The legitimacy and competence of international justice is fundamentally grounded in moral leadership and unwavering loyalty to principle. Supervisors of international organizations, courts and tribunals must embody integrity, impartiality and steadfast dedication to their mandates.
When these moral foundations are shaken or compromised, the consequences are profound and lasting: public trust is shattered, victims experience new injustices, opponents are emboldened, and the quest for justice is dealt a blow. The character and courage of those at the helm are not merely virtues, but the cornerstone on which the entire edifice of international justice stands.
This is our clear call: should we allow the foundations of international law to be eroded by selective justice, passive indifference or the cynical calculus of unprincipled politics – the world will once again slide into the shadows of anarchy and chaos.

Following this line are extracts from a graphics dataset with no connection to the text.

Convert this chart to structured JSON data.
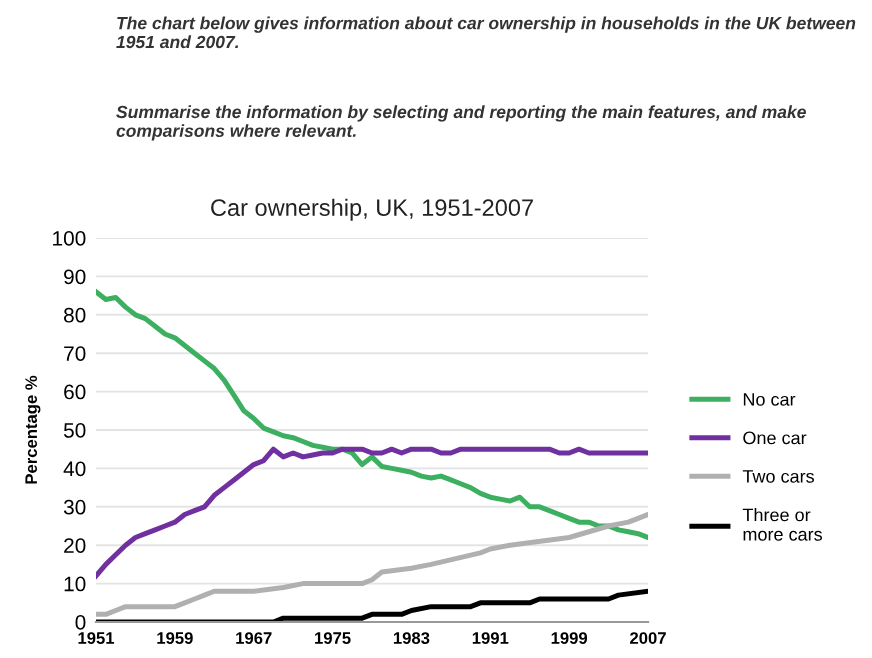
{
  "chart_data": {
    "type": "line",
    "title": "Car ownership, UK, 1951-2007",
    "ylabel": "Percentage %",
    "annotations": [
      "The chart below gives information about car ownership in households in the UK between 1951 and 2007.",
      "Summarise the information by selecting and reporting the main features, and make comparisons where relevant."
    ],
    "xlim": [
      1951,
      2007
    ],
    "xticks": [
      1951,
      1959,
      1967,
      1975,
      1983,
      1991,
      1999,
      2007
    ],
    "ylim": [
      0,
      100
    ],
    "yticks": [
      0,
      10,
      20,
      30,
      40,
      50,
      60,
      70,
      80,
      90,
      100
    ],
    "grid": "y",
    "legend": "right",
    "marker": "none",
    "line_style": "solid",
    "series": [
      {
        "name": "No car",
        "color": "#3cb060",
        "x": [
          1951,
          1952,
          1953,
          1954,
          1955,
          1956,
          1957,
          1958,
          1959,
          1960,
          1961,
          1962,
          1963,
          1964,
          1965,
          1966,
          1967,
          1968,
          1969,
          1970,
          1971,
          1972,
          1973,
          1974,
          1975,
          1976,
          1977,
          1978,
          1979,
          1980,
          1981,
          1982,
          1983,
          1984,
          1985,
          1986,
          1987,
          1988,
          1989,
          1990,
          1991,
          1992,
          1993,
          1994,
          1995,
          1996,
          1997,
          1998,
          1999,
          2000,
          2001,
          2002,
          2003,
          2004,
          2005,
          2006,
          2007
        ],
        "values": [
          86,
          84,
          84.5,
          82,
          80,
          79,
          77,
          75,
          74,
          72,
          70,
          68,
          66,
          63,
          59,
          55,
          53,
          50.5,
          49.5,
          48.5,
          48,
          47,
          46,
          45.5,
          45,
          45,
          44,
          41,
          43,
          40.5,
          40,
          39.5,
          39,
          38,
          37.5,
          38,
          37,
          36,
          35,
          33.5,
          32.5,
          32,
          31.5,
          32.5,
          30,
          30,
          29,
          28,
          27,
          26,
          26,
          25,
          25,
          24,
          23.5,
          23,
          22
        ]
      },
      {
        "name": "One car",
        "color": "#7030a0",
        "x": [
          1951,
          1952,
          1953,
          1954,
          1955,
          1956,
          1957,
          1958,
          1959,
          1960,
          1961,
          1962,
          1963,
          1964,
          1965,
          1966,
          1967,
          1968,
          1969,
          1970,
          1971,
          1972,
          1973,
          1974,
          1975,
          1976,
          1977,
          1978,
          1979,
          1980,
          1981,
          1982,
          1983,
          1985,
          1986,
          1987,
          1988,
          1997,
          1998,
          1999,
          2000,
          2001,
          2007
        ],
        "values": [
          12,
          15,
          17.5,
          20,
          22,
          23,
          24,
          25,
          26,
          28,
          29,
          30,
          33,
          35,
          37,
          39,
          41,
          42,
          45,
          43,
          44,
          43,
          43.5,
          44,
          44,
          45,
          45,
          45,
          44,
          44,
          45,
          44,
          45,
          45,
          44,
          44,
          45,
          45,
          44,
          44,
          45,
          44,
          44
        ]
      },
      {
        "name": "Two cars",
        "color": "#b0b0b0",
        "x": [
          1951,
          1952,
          1953,
          1954,
          1959,
          1960,
          1961,
          1962,
          1963,
          1967,
          1970,
          1972,
          1978,
          1979,
          1980,
          1983,
          1985,
          1990,
          1991,
          1993,
          1999,
          2003,
          2005,
          2006,
          2007
        ],
        "values": [
          2,
          2,
          3,
          4,
          4,
          5,
          6,
          7,
          8,
          8,
          9,
          10,
          10,
          11,
          13,
          14,
          15,
          18,
          19,
          20,
          22,
          25,
          26,
          27,
          28
        ]
      },
      {
        "name": "Three or\nmore cars",
        "color": "#000000",
        "x": [
          1951,
          1969,
          1970,
          1978,
          1979,
          1982,
          1983,
          1985,
          1989,
          1990,
          1995,
          1996,
          2003,
          2004,
          2007
        ],
        "values": [
          0,
          0,
          1,
          1,
          2,
          2,
          3,
          4,
          4,
          5,
          5,
          6,
          6,
          7,
          8
        ]
      }
    ]
  }
}
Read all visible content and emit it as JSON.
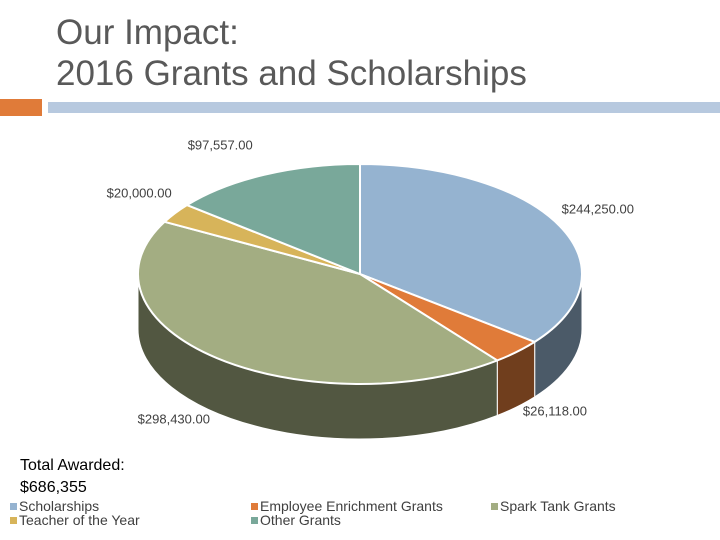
{
  "title": {
    "line1": "Our Impact:",
    "line2": "2016 Grants and Scholarships"
  },
  "accent_colors": {
    "square": "#e07b39",
    "bar": "#b7c9df"
  },
  "total": {
    "line1": "Total Awarded:",
    "line2": "$686,355"
  },
  "chart_data": {
    "type": "pie",
    "style": "3d",
    "series": [
      {
        "name": "Scholarships",
        "value": 244250,
        "label": "$244,250.00",
        "color": "#95b3d0"
      },
      {
        "name": "Employee Enrichment Grants",
        "value": 26118,
        "label": "$26,118.00",
        "color": "#e07b39"
      },
      {
        "name": "Spark Tank Grants",
        "value": 298430,
        "label": "$298,430.00",
        "color": "#a3ad82"
      },
      {
        "name": "Teacher of the Year",
        "value": 20000,
        "label": "$20,000.00",
        "color": "#d7b45a"
      },
      {
        "name": "Other Grants",
        "value": 97557,
        "label": "$97,557.00",
        "color": "#79a89a"
      }
    ],
    "legend_position": "bottom"
  }
}
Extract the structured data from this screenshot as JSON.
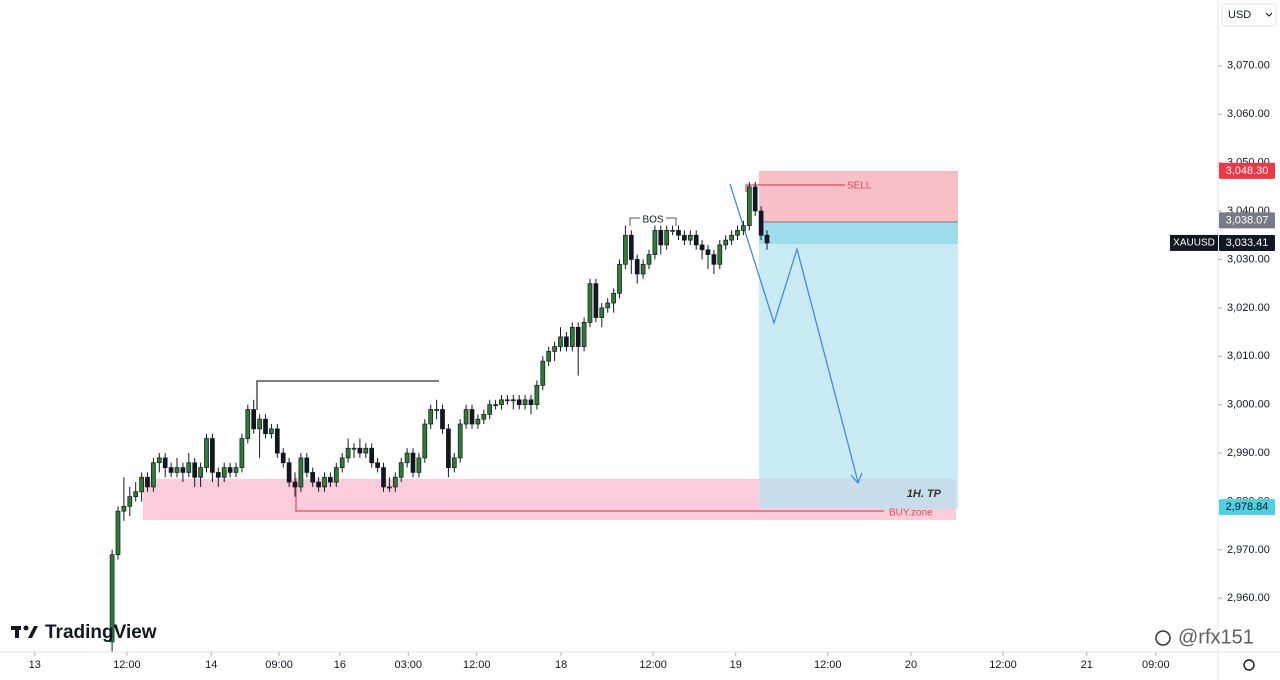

We cannot yield to a world order defined by unchecked aggression, the erosion of sovereign borders under predation and the unraveling of hard-won international norms. To acquiesce to such degradation is to legitimize disorder as a governing principle, invite instability, normalize coercion, and accelerate the descent into systemic violence.
Societies worldwide bear the cost in shattered security, broken institutions and immeasurable human suffering.
It is the responsibility of all of us to prevent this backsliding.
By firmly upholding international law, nations around the world do more than protect their futures; They build barriers against the reckless impulses of the aggressor, protecting everyone—including the aggressor—from the dire consequences of uncontrolled conflict.
Indifference is not an option. Willful blindness is complicated.
In standing firm in defense of international law, we are not merely enforcing norms. We are shaping the trajectory of our civilization and honoring humanity’s enduring promise.
The rule of law is one of humanity’s quiet triumphs, a beacon for our gradual rise from unbridled brute force toward greater order, justice, and civilization.
We must never allow the law to remain silent, as it stands as the foremost protector of humanity.
The views expressed in this article are the author’s own and do not reflect the editorial position of Al Jazeera.